Que va-t-on équiper en wi-fi les Universités aujourd’hui (10 millions de budget prévu ?). Toutes celles qui avaient la volonté de le faire ou la vision pour le faire l’ont fait. Celles qui ne l’ont pas fait ne l’ont pas fait pour des raisons conservatrices (ex: l’ESSEC) ou par manque de savoir-faire (ex: Lille 3).

Qui plus est, le wi-fi, c’est du local (ça couvre le campus) alors qu’on cherche du global (regarder un cours chez soi, dans le train, au bureau…).

Une suggestion: plutôt que de dépenser 10 millions d’euros pour du wi-fi, imposer dans le cadre de la nouvelle licence 3G que l’opérateur choisi fournisse gratuitement un abonnement data 3G à chaque étudiant. Vous verrez que les effets n’auront rien à voir (et pour un coût nul).

Autre suggestion: Henri Isaac, conseiller de Valérie, parle très justement d’une appréhension des enseignants à diffuser leurs cours en ligne liée selon lui à un flou juridique sur les droits d’auteur.

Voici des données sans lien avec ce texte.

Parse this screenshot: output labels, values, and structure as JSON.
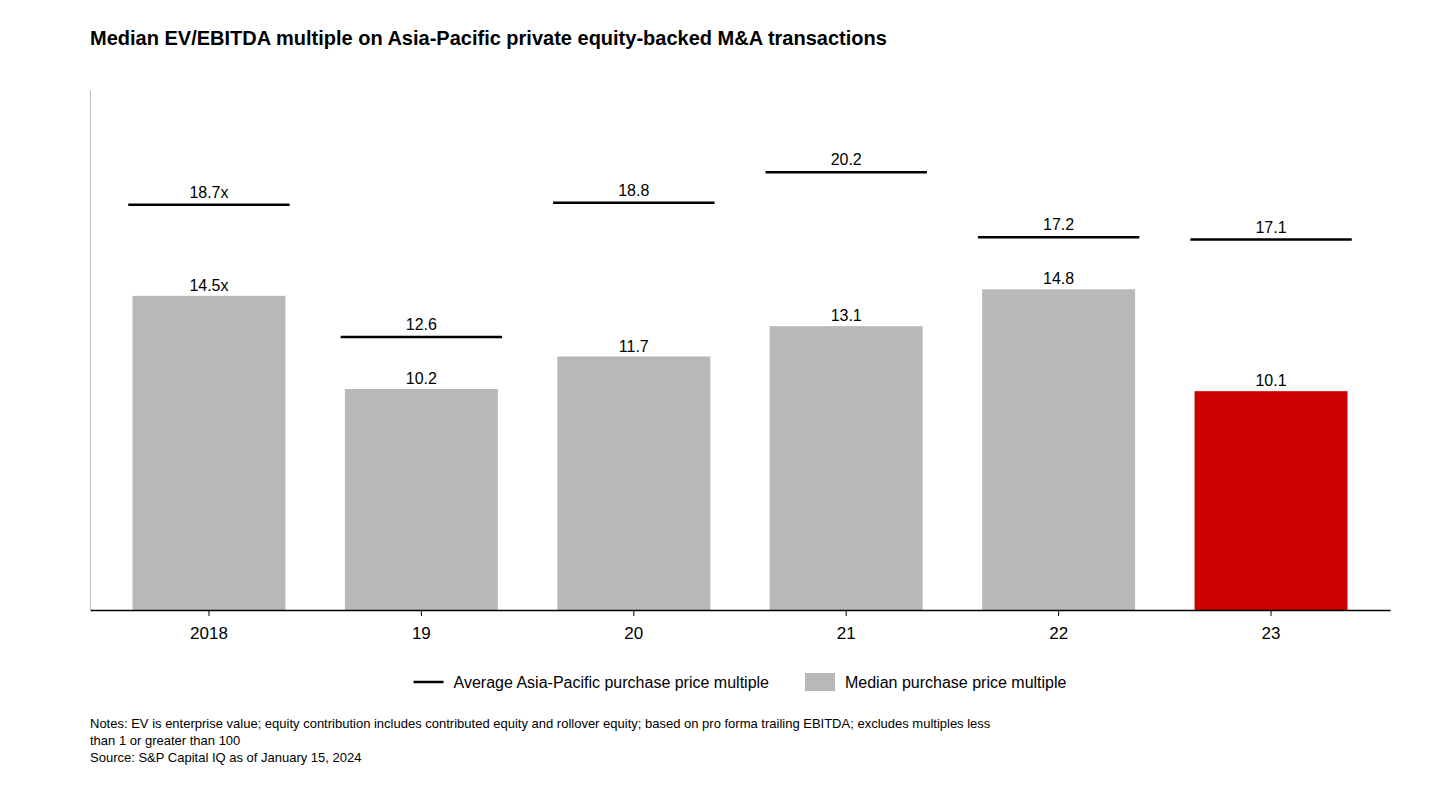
{
  "chart_data": {
    "type": "bar",
    "title": "Median EV/EBITDA multiple on Asia-Pacific private equity-backed M&A transactions",
    "categories": [
      "2018",
      "19",
      "20",
      "21",
      "22",
      "23"
    ],
    "series": [
      {
        "name": "Average Asia-Pacific purchase price multiple",
        "type": "scatter",
        "marker": "hline",
        "color": "#000000",
        "values": [
          18.7,
          12.6,
          18.8,
          20.2,
          17.2,
          17.1
        ],
        "value_labels": [
          "18.7x",
          "12.6",
          "18.8",
          "20.2",
          "17.2",
          "17.1"
        ]
      },
      {
        "name": "Median purchase price multiple",
        "type": "bar",
        "color": "#b8b8b8",
        "colors": [
          "#b8b8b8",
          "#b8b8b8",
          "#b8b8b8",
          "#b8b8b8",
          "#b8b8b8",
          "#cc0000"
        ],
        "values": [
          14.5,
          10.2,
          11.7,
          13.1,
          14.8,
          10.1
        ],
        "value_labels": [
          "14.5x",
          "10.2",
          "11.7",
          "13.1",
          "14.8",
          "10.1"
        ]
      }
    ],
    "annotations": [
      "Notes: EV is enterprise value; equity contribution includes contributed equity and rollover equity; based on pro forma trailing EBITDA; excludes multiples less\nthan 1 or greater than 100\nSource: S&P Capital IQ as of January 15, 2024"
    ],
    "ylim": [
      0,
      24
    ],
    "yticks": [],
    "grid": false,
    "legend": "bottom",
    "data_labels": true,
    "tick_labels": "x"
  }
}
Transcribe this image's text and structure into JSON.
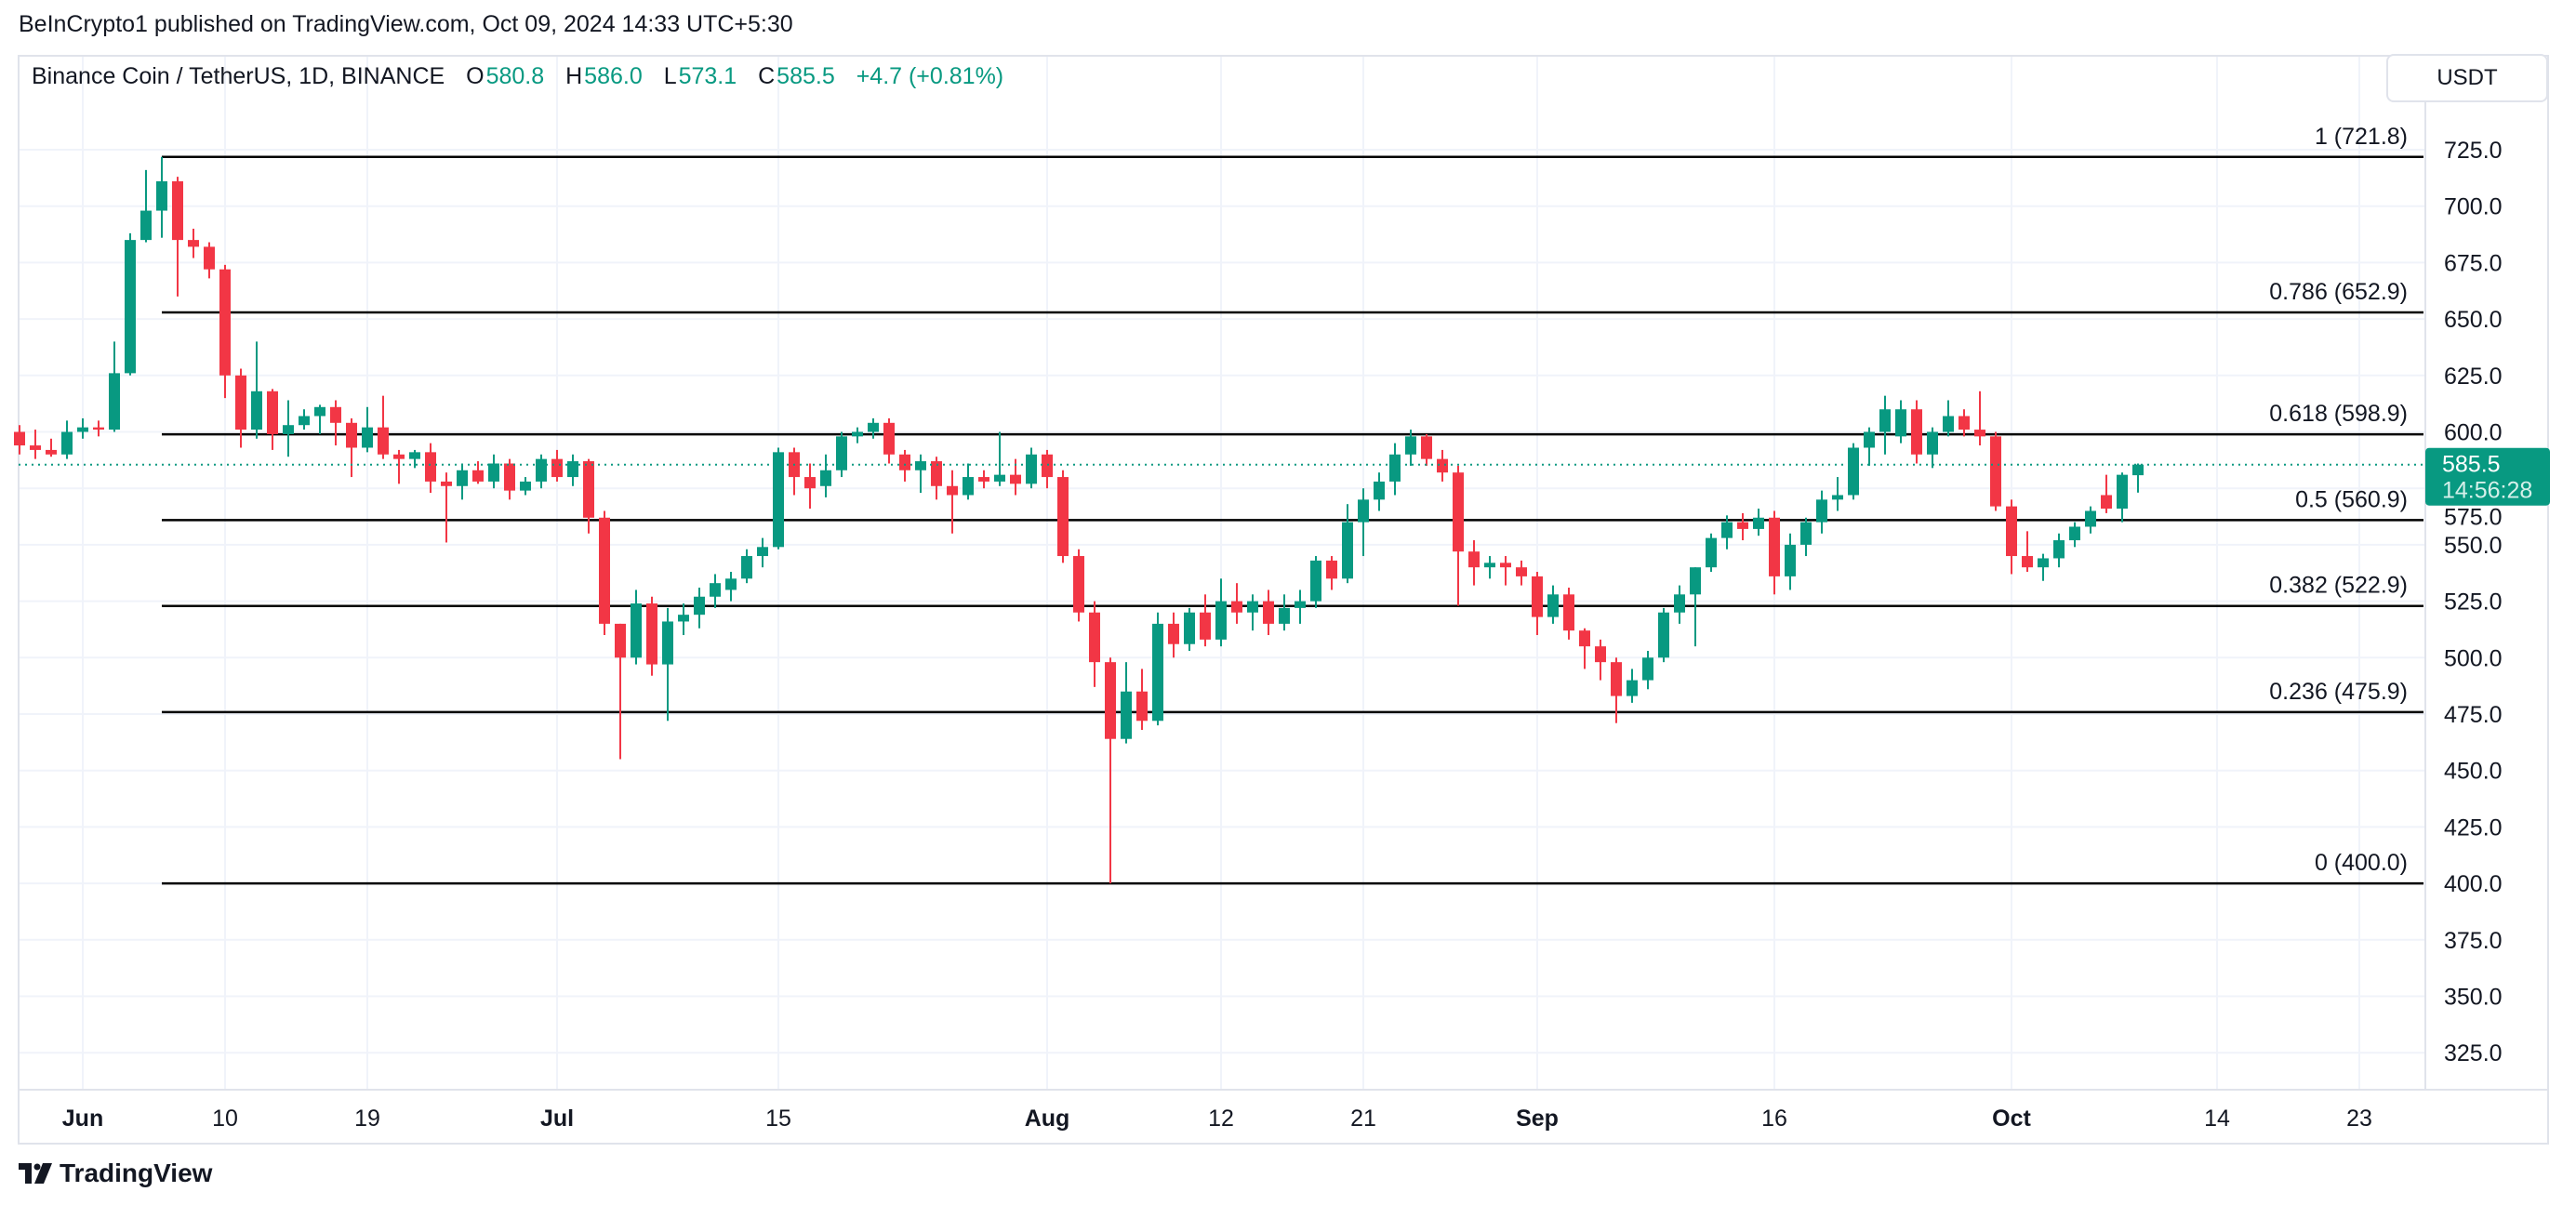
{
  "header": {
    "published": "BeInCrypto1 published on TradingView.com, Oct 09, 2024 14:33 UTC+5:30",
    "symbol": "Binance Coin / TetherUS, 1D, BINANCE",
    "o_label": "O",
    "o_value": "580.8",
    "h_label": "H",
    "h_value": "586.0",
    "l_label": "L",
    "l_value": "573.1",
    "c_label": "C",
    "c_value": "585.5",
    "change": "+4.7 (+0.81%)",
    "currency": "USDT"
  },
  "footer": {
    "brand": "TradingView"
  },
  "colors": {
    "up": "#089981",
    "down": "#f23645",
    "fib": "#000000",
    "grid": "#f0f3fa"
  },
  "chart_data": {
    "type": "candlestick",
    "title": "Binance Coin / TetherUS, 1D, BINANCE",
    "start_date": "2024-05-28",
    "ylim": [
      305,
      740
    ],
    "y_ticks": [
      "725.0",
      "700.0",
      "675.0",
      "650.0",
      "625.0",
      "600.0",
      "575.0",
      "550.0",
      "525.0",
      "500.0",
      "475.0",
      "450.0",
      "425.0",
      "400.0",
      "375.0",
      "350.0",
      "325.0"
    ],
    "x_ticks": [
      {
        "label": "Jun",
        "day": 4,
        "month": true
      },
      {
        "label": "10",
        "day": 13,
        "month": false
      },
      {
        "label": "19",
        "day": 22,
        "month": false
      },
      {
        "label": "Jul",
        "day": 34,
        "month": true
      },
      {
        "label": "15",
        "day": 48,
        "month": false
      },
      {
        "label": "Aug",
        "day": 65,
        "month": true
      },
      {
        "label": "12",
        "day": 76,
        "month": false
      },
      {
        "label": "21",
        "day": 85,
        "month": false
      },
      {
        "label": "Sep",
        "day": 96,
        "month": true
      },
      {
        "label": "16",
        "day": 111,
        "month": false
      },
      {
        "label": "Oct",
        "day": 126,
        "month": true
      },
      {
        "label": "14",
        "day": 139,
        "month": false
      },
      {
        "label": "23",
        "day": 148,
        "month": false
      }
    ],
    "fib_levels": [
      {
        "label": "1 (721.8)",
        "value": 721.8
      },
      {
        "label": "0.786 (652.9)",
        "value": 652.9
      },
      {
        "label": "0.618 (598.9)",
        "value": 598.9
      },
      {
        "label": "0.5 (560.9)",
        "value": 560.9
      },
      {
        "label": "0.382 (522.9)",
        "value": 522.9
      },
      {
        "label": "0.236 (475.9)",
        "value": 475.9
      },
      {
        "label": "0 (400.0)",
        "value": 400.0
      }
    ],
    "last_price": {
      "value": 585.5,
      "label": "585.5",
      "countdown": "14:56:28"
    },
    "ohlc": [
      [
        600,
        603,
        590,
        594
      ],
      [
        594,
        601,
        588,
        592
      ],
      [
        592,
        597,
        589,
        590
      ],
      [
        590,
        605,
        588,
        600
      ],
      [
        600,
        606,
        597,
        602
      ],
      [
        602,
        605,
        598,
        601
      ],
      [
        601,
        640,
        600,
        626
      ],
      [
        626,
        688,
        625,
        685
      ],
      [
        685,
        716,
        684,
        698
      ],
      [
        698,
        721.8,
        686,
        711
      ],
      [
        711,
        713,
        660,
        685
      ],
      [
        685,
        690,
        677,
        682
      ],
      [
        682,
        684,
        668,
        672
      ],
      [
        672,
        674,
        615,
        625
      ],
      [
        625,
        628,
        593,
        601
      ],
      [
        601,
        640,
        597,
        618
      ],
      [
        618,
        619,
        592,
        599
      ],
      [
        599,
        614,
        589,
        603
      ],
      [
        603,
        610,
        601,
        607
      ],
      [
        607,
        612,
        599,
        611
      ],
      [
        611,
        614,
        594,
        604
      ],
      [
        604,
        606,
        580,
        593
      ],
      [
        593,
        611,
        591,
        602
      ],
      [
        602,
        616,
        588,
        590
      ],
      [
        590,
        592,
        577,
        588
      ],
      [
        588,
        592,
        584,
        591
      ],
      [
        591,
        595,
        573,
        578
      ],
      [
        578,
        582,
        551,
        576
      ],
      [
        576,
        586,
        570,
        583
      ],
      [
        583,
        587,
        577,
        578
      ],
      [
        578,
        590,
        575,
        586
      ],
      [
        586,
        588,
        570,
        574
      ],
      [
        574,
        580,
        572,
        578
      ],
      [
        578,
        590,
        575,
        588
      ],
      [
        588,
        592,
        578,
        580
      ],
      [
        580,
        590,
        576,
        587
      ],
      [
        587,
        588,
        555,
        562
      ],
      [
        562,
        565,
        510,
        515
      ],
      [
        515,
        515,
        455,
        500
      ],
      [
        500,
        530,
        497,
        524
      ],
      [
        524,
        527,
        492,
        497
      ],
      [
        497,
        522,
        472,
        516
      ],
      [
        516,
        524,
        510,
        519
      ],
      [
        519,
        531,
        513,
        527
      ],
      [
        527,
        537,
        522,
        533
      ],
      [
        530,
        538,
        525,
        535
      ],
      [
        535,
        548,
        533,
        545
      ],
      [
        545,
        553,
        540,
        549
      ],
      [
        549,
        593,
        548,
        591
      ],
      [
        591,
        593,
        572,
        580
      ],
      [
        580,
        586,
        566,
        575
      ],
      [
        576,
        590,
        571,
        583
      ],
      [
        583,
        600,
        580,
        598
      ],
      [
        598,
        602,
        595,
        600
      ],
      [
        600,
        606,
        597,
        604
      ],
      [
        604,
        606,
        586,
        590
      ],
      [
        590,
        592,
        578,
        583
      ],
      [
        583,
        590,
        573,
        587
      ],
      [
        587,
        589,
        570,
        576
      ],
      [
        576,
        583,
        555,
        572
      ],
      [
        572,
        586,
        570,
        580
      ],
      [
        580,
        583,
        575,
        578
      ],
      [
        578,
        600,
        576,
        581
      ],
      [
        581,
        588,
        572,
        577
      ],
      [
        577,
        593,
        575,
        590
      ],
      [
        590,
        592,
        575,
        580
      ],
      [
        580,
        583,
        542,
        545
      ],
      [
        545,
        548,
        516,
        520
      ],
      [
        520,
        525,
        487,
        498
      ],
      [
        498,
        500,
        400,
        464
      ],
      [
        464,
        498,
        462,
        485
      ],
      [
        485,
        495,
        468,
        472
      ],
      [
        472,
        520,
        470,
        515
      ],
      [
        515,
        520,
        500,
        506
      ],
      [
        506,
        522,
        503,
        520
      ],
      [
        520,
        528,
        505,
        508
      ],
      [
        508,
        535,
        505,
        525
      ],
      [
        525,
        533,
        515,
        520
      ],
      [
        520,
        528,
        512,
        525
      ],
      [
        525,
        530,
        510,
        515
      ],
      [
        515,
        528,
        512,
        522
      ],
      [
        522,
        530,
        515,
        525
      ],
      [
        525,
        545,
        522,
        543
      ],
      [
        543,
        545,
        530,
        535
      ],
      [
        535,
        568,
        533,
        560
      ],
      [
        560,
        575,
        545,
        570
      ],
      [
        570,
        582,
        565,
        578
      ],
      [
        578,
        595,
        572,
        590
      ],
      [
        590,
        601,
        585,
        598
      ],
      [
        598,
        599,
        585,
        588
      ],
      [
        588,
        592,
        578,
        582
      ],
      [
        582,
        585,
        523,
        547
      ],
      [
        547,
        552,
        532,
        540
      ],
      [
        540,
        545,
        535,
        542
      ],
      [
        542,
        545,
        532,
        540
      ],
      [
        540,
        543,
        532,
        536
      ],
      [
        536,
        538,
        510,
        518
      ],
      [
        518,
        532,
        515,
        528
      ],
      [
        528,
        531,
        508,
        512
      ],
      [
        512,
        513,
        495,
        505
      ],
      [
        505,
        508,
        490,
        498
      ],
      [
        498,
        500,
        471,
        483
      ],
      [
        483,
        495,
        480,
        490
      ],
      [
        490,
        503,
        486,
        500
      ],
      [
        500,
        522,
        498,
        520
      ],
      [
        520,
        532,
        515,
        528
      ],
      [
        528,
        540,
        505,
        540
      ],
      [
        540,
        555,
        538,
        553
      ],
      [
        553,
        563,
        548,
        560
      ],
      [
        560,
        564,
        552,
        557
      ],
      [
        557,
        566,
        554,
        562
      ],
      [
        562,
        565,
        528,
        536
      ],
      [
        536,
        555,
        530,
        550
      ],
      [
        550,
        562,
        545,
        560
      ],
      [
        560,
        574,
        555,
        570
      ],
      [
        570,
        580,
        565,
        572
      ],
      [
        572,
        595,
        570,
        593
      ],
      [
        593,
        602,
        585,
        600
      ],
      [
        600,
        616,
        590,
        610
      ],
      [
        598,
        614,
        595,
        610
      ],
      [
        610,
        614,
        586,
        590
      ],
      [
        590,
        602,
        584,
        600
      ],
      [
        600,
        614,
        598,
        607
      ],
      [
        607,
        610,
        598,
        601
      ],
      [
        601,
        618,
        594,
        598
      ],
      [
        598,
        600,
        565,
        567
      ],
      [
        567,
        570,
        537,
        545
      ],
      [
        545,
        556,
        538,
        540
      ],
      [
        540,
        546,
        534,
        544
      ],
      [
        544,
        555,
        540,
        552
      ],
      [
        552,
        560,
        549,
        558
      ],
      [
        558,
        567,
        555,
        565
      ],
      [
        572,
        581,
        564,
        566
      ],
      [
        566,
        582,
        560,
        581
      ],
      [
        580.8,
        586,
        573.1,
        585.5
      ]
    ]
  }
}
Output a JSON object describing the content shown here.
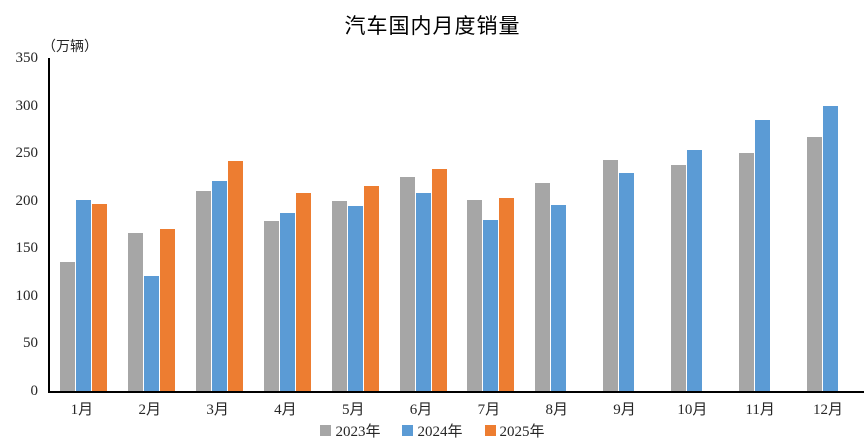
{
  "chart_data": {
    "type": "bar",
    "title": "汽车国内月度销量",
    "unit_label": "（万辆）",
    "categories": [
      "1月",
      "2月",
      "3月",
      "4月",
      "5月",
      "6月",
      "7月",
      "8月",
      "9月",
      "10月",
      "11月",
      "12月"
    ],
    "series": [
      {
        "name": "2023年",
        "color": "#A6A6A6",
        "values": [
          136,
          166,
          210,
          179,
          200,
          225,
          201,
          219,
          243,
          238,
          250,
          267
        ]
      },
      {
        "name": "2024年",
        "color": "#5B9BD5",
        "values": [
          201,
          121,
          221,
          187,
          194,
          208,
          180,
          196,
          229,
          253,
          285,
          300
        ]
      },
      {
        "name": "2025年",
        "color": "#ED7D31",
        "values": [
          197,
          170,
          242,
          208,
          215,
          233,
          203,
          null,
          null,
          null,
          null,
          null
        ]
      }
    ],
    "ylim": [
      0,
      350
    ],
    "ytick_step": 50,
    "grid": false,
    "legend_position": "bottom",
    "axis_color": "#000000",
    "text_color": "#262626"
  }
}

En fait, il n’y a aucun flou juridique sur les droits d’auteur, mais des intérêts divergents entre l’Université (qui souhaite avoir la propriété des cours) et le professeur (à qui, en droit français, les droits appartiennent, sauf convention contraire). Le résultat est que rien ne se fait en France, alors que 99% des cours dont on parle ne sont de toutes les façons pas monnayables en ligne !

Au lieu de déclarer, comme le fait Henri Isaac, qu”il faut clarifier cela” pourquoi ne pas définir une bonne foi pour toutes un cadre juridique par défaut, négocié avec les enseignants, qui s’appliquerait dans toutes les universités ?

C’est ce qu’ont fait les grandes universités américaines. Et tant qu’il n’y aura pas un tel cadre, vous ne verrez pas, en France, de grandes initiatives en ligne comparables à celles qu’ont pu lancer les américains et dont j’ai déjà souvent parlé ici (voir comment le MIT inocule le virus du savoir , le cas de Stanford).

Il ne faut pas beaucoup d’argent non plus pour débloquer ces énergies. Il faudrait simplement que gouvernement et Universitaires sachent se parler, ce qui n’est plus le cas depuis longtemps, malheureusement.